Building a startup as a global Business

Building a startup as a global business requires managers with skills and strategy much different from their predecessors of even a generation ago.

Thanks to the Internet, entrepreneurs are no longer confined to a local geography when building a new business—the world can be their market from day one.

But building a startup as a global business requires managers with skills and strategy much different from their predecessors of even a generation ago. If you are a global entrepreneur, "you have to think much earlier and much faster."

The new MBA second-year course Launching Global Ventures (LGV), developed by Entrepreneur and taught for the first time last winter, teaches students just those skills.

Many new ventures have global strategies from the start. Entrepreneur says he wanted LGV to "go straight to global," helping students understand at early points in the business life cycle how these fledgling ventures can operate across multiple countries. The course would also identify advantages and liabilities of starting an international company, how to manage it locally and globally, and building partnerships and personal networks—an area of continuing interest for the researcher. Entrepreneur didn't have to look far for material, with several recent HBS grads—and a then second-year MBA student—starting global companies, the perfect subjects for about half of the dozen case studies used in the course. After many interviews, Entrepreneur was able to glean powerful details on the challenges that these entrepreneurs took on as they built companies operating in multiple geographies. Eighteen months later, he was ready to launch the new course, which puts an up-to-the-minute spin on an ancient form of trade.

'BORN GLOBAL' NOT NEW

Forming global companies is nothing new, Entrepreneur says. Phoenicians served as the middlemen for trade across the Mediterranean region, for instance, and Europeans built nation-spanning operations as they explored and colonized, exploiting valuable resources along the way.
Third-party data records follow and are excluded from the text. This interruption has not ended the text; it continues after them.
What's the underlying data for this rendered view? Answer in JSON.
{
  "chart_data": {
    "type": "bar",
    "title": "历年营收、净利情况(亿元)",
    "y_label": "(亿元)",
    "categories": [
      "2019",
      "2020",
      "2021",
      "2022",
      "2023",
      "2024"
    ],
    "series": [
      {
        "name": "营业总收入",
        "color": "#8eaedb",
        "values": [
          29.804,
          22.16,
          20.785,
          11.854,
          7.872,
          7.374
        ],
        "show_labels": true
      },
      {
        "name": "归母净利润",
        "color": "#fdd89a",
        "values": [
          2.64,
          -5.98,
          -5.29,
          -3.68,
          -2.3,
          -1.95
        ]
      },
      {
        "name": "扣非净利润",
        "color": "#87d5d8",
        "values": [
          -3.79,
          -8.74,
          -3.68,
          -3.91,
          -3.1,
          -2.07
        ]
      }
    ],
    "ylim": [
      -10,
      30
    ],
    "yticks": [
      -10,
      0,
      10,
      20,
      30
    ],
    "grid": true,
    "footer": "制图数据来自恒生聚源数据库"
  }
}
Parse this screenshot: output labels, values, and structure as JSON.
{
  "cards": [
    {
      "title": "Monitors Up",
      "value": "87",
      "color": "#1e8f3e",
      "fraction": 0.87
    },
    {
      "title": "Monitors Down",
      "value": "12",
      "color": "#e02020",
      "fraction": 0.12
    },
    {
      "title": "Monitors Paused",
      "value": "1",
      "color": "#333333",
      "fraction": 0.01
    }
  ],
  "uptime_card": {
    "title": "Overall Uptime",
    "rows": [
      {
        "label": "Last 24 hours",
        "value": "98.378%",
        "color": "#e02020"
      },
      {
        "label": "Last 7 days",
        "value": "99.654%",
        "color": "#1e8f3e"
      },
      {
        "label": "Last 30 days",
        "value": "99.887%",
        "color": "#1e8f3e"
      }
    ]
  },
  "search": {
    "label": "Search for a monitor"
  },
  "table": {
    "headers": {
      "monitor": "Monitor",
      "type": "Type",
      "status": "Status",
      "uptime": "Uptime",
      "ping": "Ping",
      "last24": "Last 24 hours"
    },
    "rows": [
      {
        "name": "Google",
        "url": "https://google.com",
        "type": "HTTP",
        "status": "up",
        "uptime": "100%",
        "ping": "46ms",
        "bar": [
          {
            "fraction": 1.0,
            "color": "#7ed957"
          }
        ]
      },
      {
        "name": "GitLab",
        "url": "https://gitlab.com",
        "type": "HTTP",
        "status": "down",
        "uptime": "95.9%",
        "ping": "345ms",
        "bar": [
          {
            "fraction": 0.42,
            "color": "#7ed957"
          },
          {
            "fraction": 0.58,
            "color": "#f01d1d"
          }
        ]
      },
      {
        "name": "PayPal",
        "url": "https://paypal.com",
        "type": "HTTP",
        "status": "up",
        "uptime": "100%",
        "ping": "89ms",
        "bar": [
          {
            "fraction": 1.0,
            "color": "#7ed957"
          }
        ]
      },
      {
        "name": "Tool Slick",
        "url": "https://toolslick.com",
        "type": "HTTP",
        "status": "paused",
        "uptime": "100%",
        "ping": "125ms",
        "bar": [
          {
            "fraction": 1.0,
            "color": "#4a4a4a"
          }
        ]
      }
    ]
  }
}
Throughout history, Entrepreneur argues, global ventures have been governed by two common forces. First, there must be an advantage to connecting two different places—Christopher Columbus's desire to link European markets to Chinese silks, say, or Silicon Valley's desire for cheaper programming talent in India. Second, a global company needs methods and tools to enable the venture, such as long-haul ships for Columbus or the Internet and telecom infrastructure for Skype.

During his research and course development, Entrepreneur focused on three key pieces for LGV cases: identifying case examples of larger trends and phenomena being uncovered by research; describing the most recent questions entrepreneurs are facing, even if the answers are far from certain; and identifying areas where previous HBS students felt underprepared for handling the challenges.

As an example, one case discussed in LGV was EverTrue Mobile Technology Development, which centers on Brent Grinna (HBS MBA 2010), who founded the company when he was a second-year student at HBS. In the case, EverTrue is creating a mobile application that would allow schools to connect more easily to their alumni networks. Grinna was asked to build a prototype of the application for Brown University's Alumni Association board in two months. Trouble was, Grinna lacked a technical background.

In class discussion, students consider whether Grinna should hire local programmers or a CTO to do the work; outsource the work using a global labor platform like oDesk; or partner with Dashfire, a new venture that takes equity in startups in exchange for development work in India. They also evaluate the managerial challenges that Grinna will face if his team becomes spread across two countries at such an early stage. And there is an opportunity to discuss various online outsourcing models, which represent a major trend in global labor markets.

In the end, students grapple with a very recent phenomenon for entrepreneurial companies—they may start global for the first phases of development and then consolidate into a single location, the opposite of traditional patterns where international operations commence with company growth and maturity.